I don't know who her usual guy is, but Martin has been giving people the boot so I figure her usual guy got one of those. For the record, I think it is pure savagery to fire somebody on July when it is this cold. Totally inhumane.
I don't even know how she brings it up but she just somehow floats it around.
"I'm bipolar. That means when I am high, I am very high and when I am low, I am very low."
The roads look pretty grey. Devoid of life. There is this thing about the cold that seems to suck the energy out of people. All of them but my passenger.
"Have you ever felt so much pain in your chest that you had to cut yourself to take your mind off the inner pain?"
I really want to keep driving in silence but she takes off her jacket and shows me tens of scars on her wrists. Outside, a little drizzle starts and it seems as cold inside the car as it does outside.
Some are bigger than others. Some seem orderly. Others chaotic. Scars. Meted against her by her in pain as a bridge to less pain. She is displaying them to me with a sheepish grin on her round face. She looks proud of them. I am very confused.
"When you hold that razor in your hand, you know that you shouldn't be doing what you are about to do. But considering there are bombs of emotional hurt going off inside your chest, the cold steel of the razor against your warm skin becomes your best friend.
And you let it in. First thing you see if you cut deep enough is the white flesh inside before it is replaced by the redness of your life that oozes out of your veins, down your wrist and onto the floor."
"The physical pain is meant as a distraction but it can only last so long, so you cut again. And again. And the next thing you see is your mother's face crying down at you, asking "Why?
She is young.

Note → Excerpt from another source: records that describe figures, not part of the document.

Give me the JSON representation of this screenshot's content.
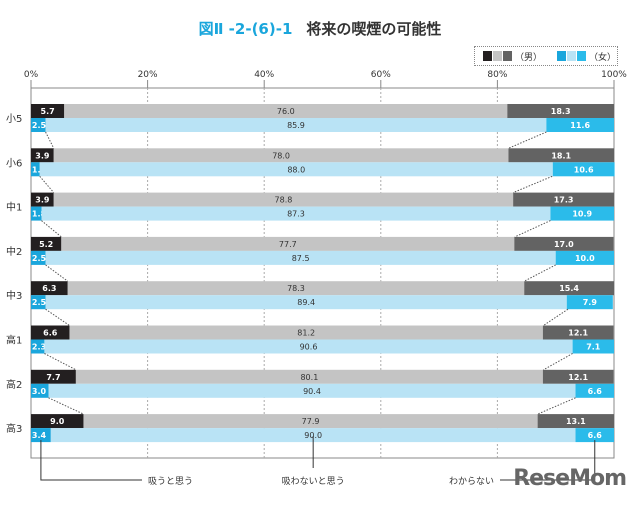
{
  "title": {
    "number": "図Ⅱ -2-(6)-1",
    "text": "将来の喫煙の可能性"
  },
  "legend": {
    "male": "（男）",
    "female": "（女）",
    "male_colors": [
      "#231f20",
      "#c4c4c4",
      "#636363"
    ],
    "female_colors": [
      "#1aa6dc",
      "#b9e3f5",
      "#2bbbea"
    ]
  },
  "brand": "ReseMom",
  "chart_data": {
    "type": "bar",
    "orientation": "horizontal-stacked-100",
    "title": "将来の喫煙の可能性",
    "xlim": [
      0,
      100
    ],
    "xticks": [
      "0%",
      "20%",
      "40%",
      "60%",
      "80%",
      "100%"
    ],
    "grid": true,
    "legend": "top-right",
    "categories": [
      "小5",
      "小6",
      "中1",
      "中2",
      "中3",
      "高1",
      "高2",
      "高3"
    ],
    "segment_labels": [
      "吸うと思う",
      "吸わないと思う",
      "わからない"
    ],
    "series": [
      {
        "name": "（男）",
        "values": [
          [
            5.7,
            76.0,
            18.3
          ],
          [
            3.9,
            78.0,
            18.1
          ],
          [
            3.9,
            78.8,
            17.3
          ],
          [
            5.2,
            77.7,
            17.0
          ],
          [
            6.3,
            78.3,
            15.4
          ],
          [
            6.6,
            81.2,
            12.1
          ],
          [
            7.7,
            80.1,
            12.1
          ],
          [
            9.0,
            77.9,
            13.1
          ]
        ]
      },
      {
        "name": "（女）",
        "values": [
          [
            2.5,
            85.9,
            11.6
          ],
          [
            1.5,
            88.0,
            10.6
          ],
          [
            1.8,
            87.3,
            10.9
          ],
          [
            2.5,
            87.5,
            10.0
          ],
          [
            2.5,
            89.4,
            7.9
          ],
          [
            2.3,
            90.6,
            7.1
          ],
          [
            3.0,
            90.4,
            6.6
          ],
          [
            3.4,
            90.0,
            6.6
          ]
        ]
      }
    ]
  }
}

Can't be much older than 22.
I am driving past Sarit Centre in Westlands when she rolls down her window and a gust of cold wind dashes inside with a vengeance.
"It's a little cold, don't you think?" I ask, my finger hovering over the master button that will roll her window back up.
"I just want to feel the gust of fresh air on my face while I still can." So I zip my jacket up and let her have her fun for a while.
"The worst comes before you are able to stand in front of people and say, 'Hello everybody, my name is so and so and I am bipolar'. After that, it is still hard, but it becomes easier. You are no longer alone."
She might be talking to me, but her eyes are stuck outside. On the immobile buildings that stand so majestic one is bound to think they'll last forever, at the diminishing trees, at the vehicles, at what she calls, life.
"When I am severely depressed, even the smile of a child seems to be a part of the darkness inside. All part of the equation that fertilises the relationship between me and razors. So now that I know what happiness means once more, I like to soak in as much of it as I can."
I drop her off at her rendezvous point in Lang'ata and she finds other young people waiting for her. Friendly enough people whose firm hugs last a minute.
As I drive off to pick someone else at Galleria, I keep thinking that sometimes all one needs is a hug, a smile and a "we'll get through this together."